Konsolidasi yang dihadiri oleh delapan organisasi besar HMI, PMII, GMNI, LMND, GMKI, PMKRI, KMHDI, dan IMM Cabang Bandar Lampung ini menyepakati keputusan untuk mengawal aksi massa di Kejaksaan Tinggi (Kejati) Lampung pada Kamis, 9 April 2026 esok.
Cipayung Plus menegaskan bahwa langkah Kejati Lampung melakukan pemblokiran rekening PT PSMI dalam proses penyidikan dugaan korupsi kawasan hutan di Way Kanan, telah berdampak fatal bagi rakyat kecil. Penegakan hukum tersebut dinilai sembrono karena mengabaikan nasib ribuan jiwa yang menggantungkan hidup pada perusahaan tersebut.

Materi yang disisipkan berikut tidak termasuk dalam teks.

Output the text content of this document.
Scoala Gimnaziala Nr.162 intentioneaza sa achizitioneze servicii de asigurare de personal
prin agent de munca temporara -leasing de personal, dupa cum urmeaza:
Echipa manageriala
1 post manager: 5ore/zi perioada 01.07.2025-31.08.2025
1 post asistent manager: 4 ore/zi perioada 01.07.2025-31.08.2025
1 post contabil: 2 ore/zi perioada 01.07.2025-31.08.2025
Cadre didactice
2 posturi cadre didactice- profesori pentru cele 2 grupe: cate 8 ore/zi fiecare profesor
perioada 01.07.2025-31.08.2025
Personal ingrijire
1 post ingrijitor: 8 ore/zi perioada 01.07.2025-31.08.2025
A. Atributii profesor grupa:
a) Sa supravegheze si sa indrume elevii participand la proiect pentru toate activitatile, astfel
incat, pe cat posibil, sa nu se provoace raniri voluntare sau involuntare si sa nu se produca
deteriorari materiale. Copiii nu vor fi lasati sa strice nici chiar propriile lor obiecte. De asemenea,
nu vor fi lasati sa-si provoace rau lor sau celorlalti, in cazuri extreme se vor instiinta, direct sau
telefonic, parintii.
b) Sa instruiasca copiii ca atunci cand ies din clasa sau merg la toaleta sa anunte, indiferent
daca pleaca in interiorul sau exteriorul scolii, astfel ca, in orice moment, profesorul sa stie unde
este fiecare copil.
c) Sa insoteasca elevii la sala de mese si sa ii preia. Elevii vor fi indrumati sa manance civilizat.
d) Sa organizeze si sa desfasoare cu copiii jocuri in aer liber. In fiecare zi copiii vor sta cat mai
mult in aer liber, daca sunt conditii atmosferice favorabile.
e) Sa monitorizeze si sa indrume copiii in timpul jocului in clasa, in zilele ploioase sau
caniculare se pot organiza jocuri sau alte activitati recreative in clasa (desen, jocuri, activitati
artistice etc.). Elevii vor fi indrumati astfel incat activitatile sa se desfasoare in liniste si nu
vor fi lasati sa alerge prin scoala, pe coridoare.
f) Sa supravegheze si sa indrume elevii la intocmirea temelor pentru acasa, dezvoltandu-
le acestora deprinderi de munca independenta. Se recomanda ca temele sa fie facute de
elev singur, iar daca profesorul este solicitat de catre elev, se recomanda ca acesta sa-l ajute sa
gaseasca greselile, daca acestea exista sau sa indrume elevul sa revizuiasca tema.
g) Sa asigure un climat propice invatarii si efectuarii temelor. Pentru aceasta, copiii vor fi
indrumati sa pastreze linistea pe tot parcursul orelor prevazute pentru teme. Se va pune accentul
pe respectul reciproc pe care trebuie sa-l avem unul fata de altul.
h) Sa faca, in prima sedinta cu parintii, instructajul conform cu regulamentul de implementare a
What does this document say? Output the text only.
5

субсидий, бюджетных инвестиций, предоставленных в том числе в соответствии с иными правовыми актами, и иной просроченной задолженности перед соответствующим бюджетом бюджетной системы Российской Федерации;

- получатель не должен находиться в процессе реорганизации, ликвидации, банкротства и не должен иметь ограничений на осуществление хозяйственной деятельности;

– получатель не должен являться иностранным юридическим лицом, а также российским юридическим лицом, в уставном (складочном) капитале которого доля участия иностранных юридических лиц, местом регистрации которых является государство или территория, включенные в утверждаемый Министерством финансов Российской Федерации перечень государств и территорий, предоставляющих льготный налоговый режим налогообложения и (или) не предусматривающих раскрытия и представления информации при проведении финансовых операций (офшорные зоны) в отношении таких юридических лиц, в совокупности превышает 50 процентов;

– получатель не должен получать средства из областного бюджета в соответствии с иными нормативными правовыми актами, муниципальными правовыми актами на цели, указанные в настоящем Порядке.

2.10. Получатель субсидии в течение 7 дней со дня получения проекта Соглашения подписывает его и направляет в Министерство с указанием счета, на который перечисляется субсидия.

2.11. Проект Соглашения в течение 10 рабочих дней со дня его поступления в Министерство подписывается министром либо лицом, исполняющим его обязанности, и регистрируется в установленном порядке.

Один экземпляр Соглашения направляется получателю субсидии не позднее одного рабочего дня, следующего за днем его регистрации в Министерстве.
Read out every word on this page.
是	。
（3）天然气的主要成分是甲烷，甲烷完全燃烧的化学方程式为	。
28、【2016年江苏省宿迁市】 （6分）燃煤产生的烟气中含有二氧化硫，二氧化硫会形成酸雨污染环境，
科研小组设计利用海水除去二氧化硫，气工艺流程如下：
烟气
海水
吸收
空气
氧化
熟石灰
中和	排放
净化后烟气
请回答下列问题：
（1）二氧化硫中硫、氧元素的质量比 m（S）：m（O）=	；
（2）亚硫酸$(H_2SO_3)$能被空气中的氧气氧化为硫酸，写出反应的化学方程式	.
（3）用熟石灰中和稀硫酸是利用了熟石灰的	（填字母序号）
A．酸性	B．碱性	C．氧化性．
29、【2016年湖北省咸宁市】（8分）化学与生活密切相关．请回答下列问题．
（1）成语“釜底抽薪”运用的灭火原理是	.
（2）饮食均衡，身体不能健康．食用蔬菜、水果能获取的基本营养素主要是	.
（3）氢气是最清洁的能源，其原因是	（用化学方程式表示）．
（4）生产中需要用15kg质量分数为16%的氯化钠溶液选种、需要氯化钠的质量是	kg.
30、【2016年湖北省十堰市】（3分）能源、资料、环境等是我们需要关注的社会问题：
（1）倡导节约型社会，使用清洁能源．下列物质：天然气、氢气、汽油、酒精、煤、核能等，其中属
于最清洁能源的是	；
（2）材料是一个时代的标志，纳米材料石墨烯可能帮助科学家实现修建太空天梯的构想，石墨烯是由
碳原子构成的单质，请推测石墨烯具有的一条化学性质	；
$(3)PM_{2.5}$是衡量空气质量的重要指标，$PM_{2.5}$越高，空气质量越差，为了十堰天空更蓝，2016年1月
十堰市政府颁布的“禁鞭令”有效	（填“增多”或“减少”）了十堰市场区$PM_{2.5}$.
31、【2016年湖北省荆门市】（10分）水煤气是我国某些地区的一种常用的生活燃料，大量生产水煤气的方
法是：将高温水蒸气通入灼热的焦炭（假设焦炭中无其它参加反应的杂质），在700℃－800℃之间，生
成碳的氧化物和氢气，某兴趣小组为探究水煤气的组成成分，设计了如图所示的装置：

“Ketidakpastian hukum ini mengakibatkan ribuan nasib buruh dan petani mitra terkatung-katung. Persoalan kaum buruh dan tani adalah persoalan mahasiswa,” tegas perwakilan Cipayung Plus dalam pernyataan sikapnya.
Dampak nyata di lapangan terpantau sangat memprihatinkan. Akibat rekening diblokir, para pekerja PT PSMI dilaporkan tidak menerima gaji satu bulan, bahkan hak Tunjangan Hari Raya (THR) tidak terbagikan sepenuhnya. Selain itu, proses tebang dan giling tebu yang dijadwalkan pada 4-6 April lalu gagal total, mengakibatkan kerugian mendalam bagi sedikitnya 281 petani mitra.
Cipayung Plus Kota Bandar Lampung mendesak Kejati Lampung untuk tidak hanya fokus pada penegakan hukum, tetapi juga wajib memberikan solusi konkret terhadap dampak sosial yang ditimbulkan.
“Kami mengecam keras sikap sembrono Kejati Lampung. Penegakan hukum harus sejalan dengan solusi bagi nasib buruh dan petani yang terdampak,” lanjut pernyataan tersebut.
Di akhir konsolidasi, Cipayung Plus memberikan peringatan keras kepada aparat negara untuk tidak melakukan tindakan intimidasi maupun intervensi terhadap massa aksi buruh, petani, maupun aktivis mahasiswa yang akan turun ke jalan.